PREJUDICE: The character’s Prejudice is a class of persons, places, or things for which they feel an irrational dislike.

  • If the character has a Prejudice against something, any initial encounter will always engender negative feelings in the character.

  • If a Prejudice is against certain objects, the prejudiced character will not be able to employ them. If a Prejudice is against a kind of place, the character will not voluntarily enter any places of that kind. If the Prejudice is against certain people, the prejudiced character will always interpret their actions in the worst possible light, and will be unable to communicate with them in a non-hostile way.

  • A character can try to overcome their Prejudice against a specific person, place, or thing with a Wisdom check. Even if a character overcomes their Prejudice against a specific example of a person, place, or thing, they remain Prejudiced against those people, places, or things in general.

  • Unlike a Phobia, the character has no actual fear of what he is Prejudiced against.

Typical Prejudices include those against: a Race, a Profession, a Nationality, a Weapon, a Name, Short People, Tall People, a Political Group, the Poor, the Rich, the Bourgeoisie, a Mode of Transportation, Women, Men, a Sexual Orientation or Practice, or a Religion.

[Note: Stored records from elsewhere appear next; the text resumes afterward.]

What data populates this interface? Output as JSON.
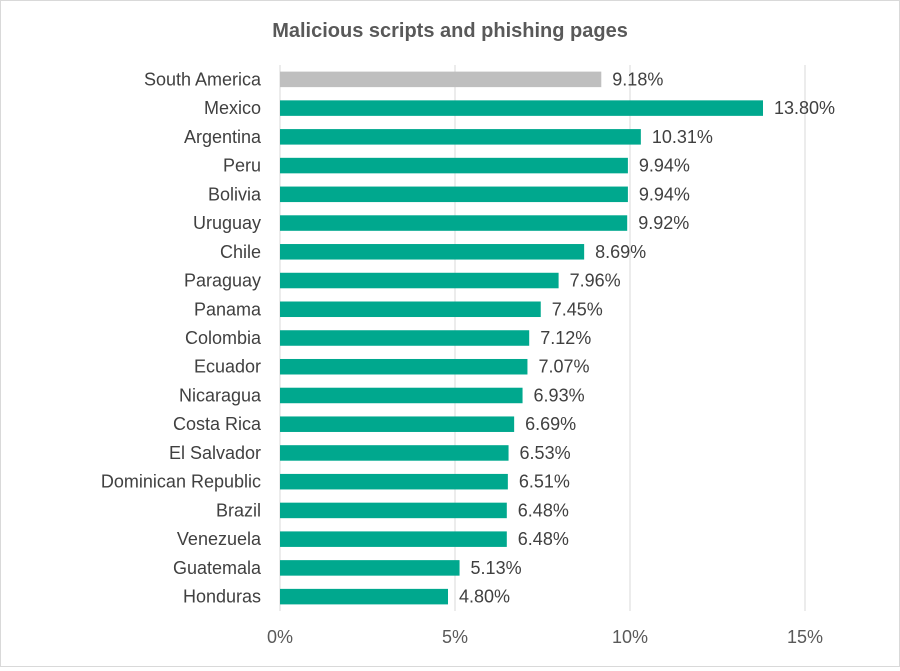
{
  "chart_data": {
    "type": "bar",
    "orientation": "horizontal",
    "title": "Malicious scripts and phishing pages",
    "categories": [
      "South America",
      "Mexico",
      "Argentina",
      "Peru",
      "Bolivia",
      "Uruguay",
      "Chile",
      "Paraguay",
      "Panama",
      "Colombia",
      "Ecuador",
      "Nicaragua",
      "Costa Rica",
      "El Salvador",
      "Dominican Republic",
      "Brazil",
      "Venezuela",
      "Guatemala",
      "Honduras"
    ],
    "values": [
      9.18,
      13.8,
      10.31,
      9.94,
      9.94,
      9.92,
      8.69,
      7.96,
      7.45,
      7.12,
      7.07,
      6.93,
      6.69,
      6.53,
      6.51,
      6.48,
      6.48,
      5.13,
      4.8
    ],
    "value_labels": [
      "9.18%",
      "13.80%",
      "10.31%",
      "9.94%",
      "9.94%",
      "9.92%",
      "8.69%",
      "7.96%",
      "7.45%",
      "7.12%",
      "7.07%",
      "6.93%",
      "6.69%",
      "6.53%",
      "6.51%",
      "6.48%",
      "6.48%",
      "5.13%",
      "4.80%"
    ],
    "x_ticks": [
      0,
      5,
      10,
      15
    ],
    "x_tick_labels": [
      "0%",
      "5%",
      "10%",
      "15%"
    ],
    "xlim": [
      0,
      15
    ],
    "grid": true,
    "colors": {
      "highlight": "#bfbfbf",
      "bar": "#00a88e",
      "grid": "#d9d9d9"
    },
    "highlight_index": 0
  }
}
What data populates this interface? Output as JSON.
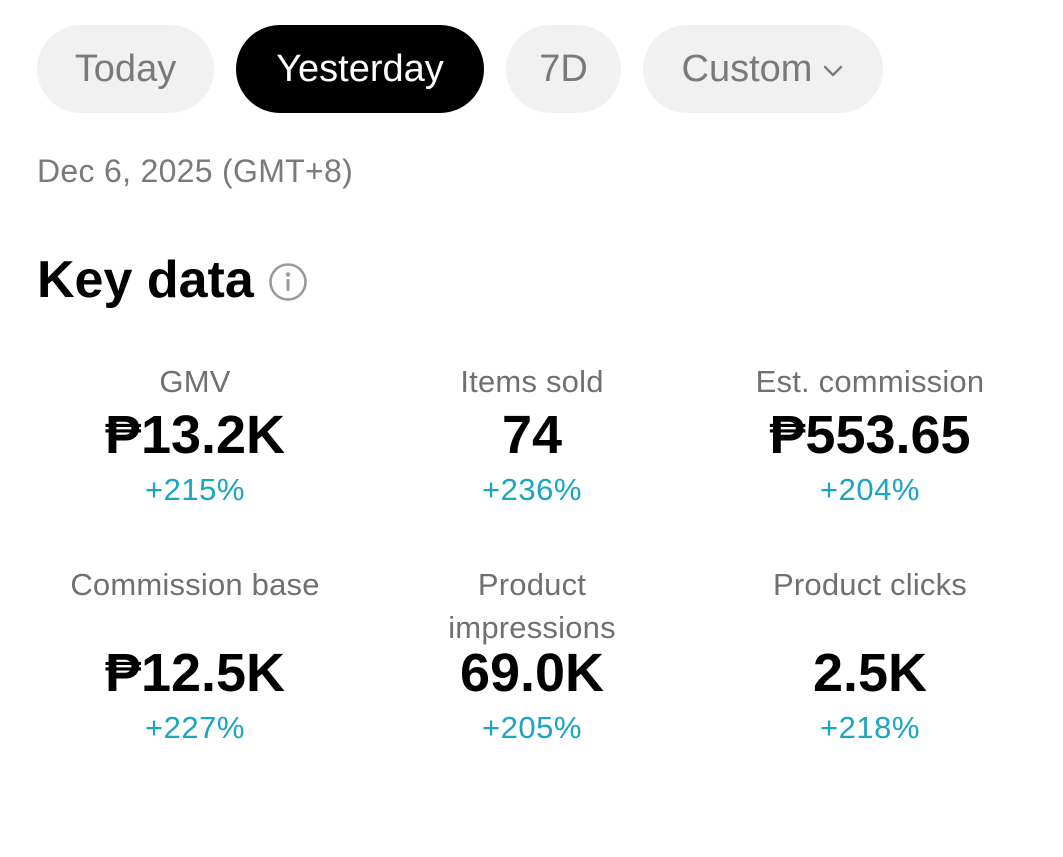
{
  "date_filter": {
    "chips": [
      {
        "label": "Today",
        "active": false
      },
      {
        "label": "Yesterday",
        "active": true
      },
      {
        "label": "7D",
        "active": false
      },
      {
        "label": "Custom",
        "active": false
      }
    ]
  },
  "date_line": "Dec 6, 2025 (GMT+8)",
  "section": {
    "title": "Key data",
    "icon": "info-icon"
  },
  "metrics": [
    {
      "label": "GMV",
      "value": "₱13.2K",
      "change": "+215%"
    },
    {
      "label": "Items sold",
      "value": "74",
      "change": "+236%"
    },
    {
      "label": "Est. commission",
      "value": "₱553.65",
      "change": "+204%"
    },
    {
      "label": "Commission base",
      "value": "₱12.5K",
      "change": "+227%"
    },
    {
      "label": "Product impressions",
      "value": "69.0K",
      "change": "+205%"
    },
    {
      "label": "Product clicks",
      "value": "2.5K",
      "change": "+218%"
    }
  ],
  "colors": {
    "active_chip_bg": "#000000",
    "chip_bg": "#f1f1f1",
    "positive_change": "#1aa5c2",
    "muted_text": "#7a7a7a"
  }
}
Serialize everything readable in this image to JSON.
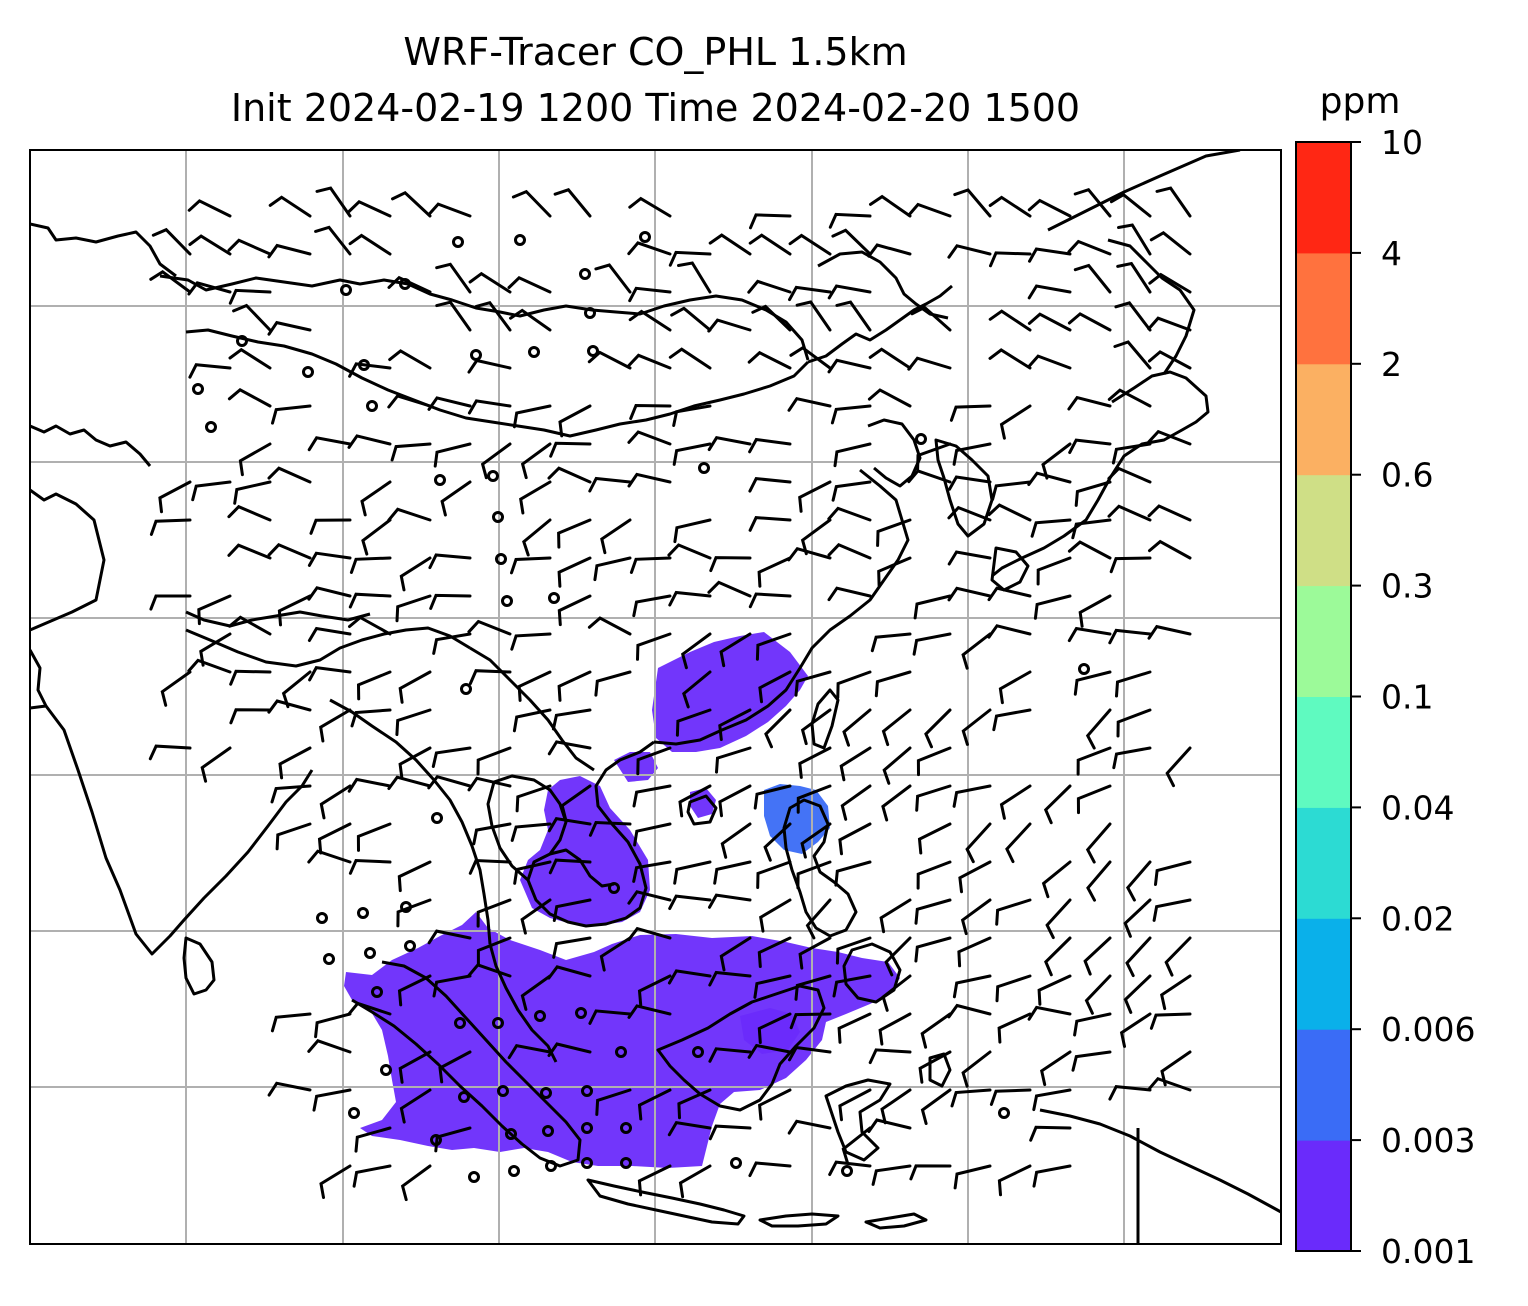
{
  "title_line1": "WRF-Tracer CO_PHL 1.5km",
  "title_line2": "Init 2024-02-19 1200 Time 2024-02-20 1500",
  "colorbar": {
    "unit": "ppm",
    "levels": [
      "0.001",
      "0.003",
      "0.006",
      "0.02",
      "0.04",
      "0.1",
      "0.3",
      "0.6",
      "2",
      "4",
      "10"
    ],
    "colors": [
      "#6a2bfb",
      "#3a6cf6",
      "#0ab0ea",
      "#2cdbd3",
      "#5ffac0",
      "#9cfa99",
      "#cfdf86",
      "#fbb062",
      "#ff723e",
      "#ff2714"
    ]
  },
  "map": {
    "gridlines": true,
    "border_color": "#000000",
    "grid_color": "#b0b0b0"
  }
}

PRIME ATTRIBUTE: Any (usually by Profession and Avocation)

HIT DICE: d6

ALIGNMENT: Any (usually typical for culture)

WEAPONS: Club, Dagger, Knife, + Any Appropriate to Profession or Avocation

ARMOR: Any Appropriate

ABILITIES: Profession, Avocation

WEAKNESSES: Phobia, Prejudice

Level

Hit Dice

Basic To-Hit Bonus

Experience Points

1

d6

0

0

2

d6

+1

1,001

3

d6

+1

2,001

4

d6

+1

4,001

5

d6

+2

8,001

6

d6

+2

16,001

7

d6

+2

32,001

8

d6

+3

64,001

9

d6

+3

88,001

10

d6

+3

200,001

11

+2 HP

+4

325,001

12

+2 HP

+4

450,001

13+

+125,000 per Level

Note that only Player Character Everymen usually increase in Hit Points and Basic To-Hit Bonus. For most Non-Player characters, their Level only defines how competent they are at their Profession and Avocation, and aids their Saving Throws.

It is possible to create a “Peasant Hero”, by making an Everyman with “Farmer” as his profession, and “Man-At-Arms” as his Avocation. Such a character will enjoy a Basic To-Hit Bonus equal to his Level, but will have to make an Ability check to follow military orders effectively, properly care for his weapons, or make temporary repairs to his armor (unlike someone with Man-At-Arms as his Profession). The reverse (“Man-At-Arms“ as a Profession, and “Farmer” as an Avocation) could represent a warrior who has settled down to life in the country.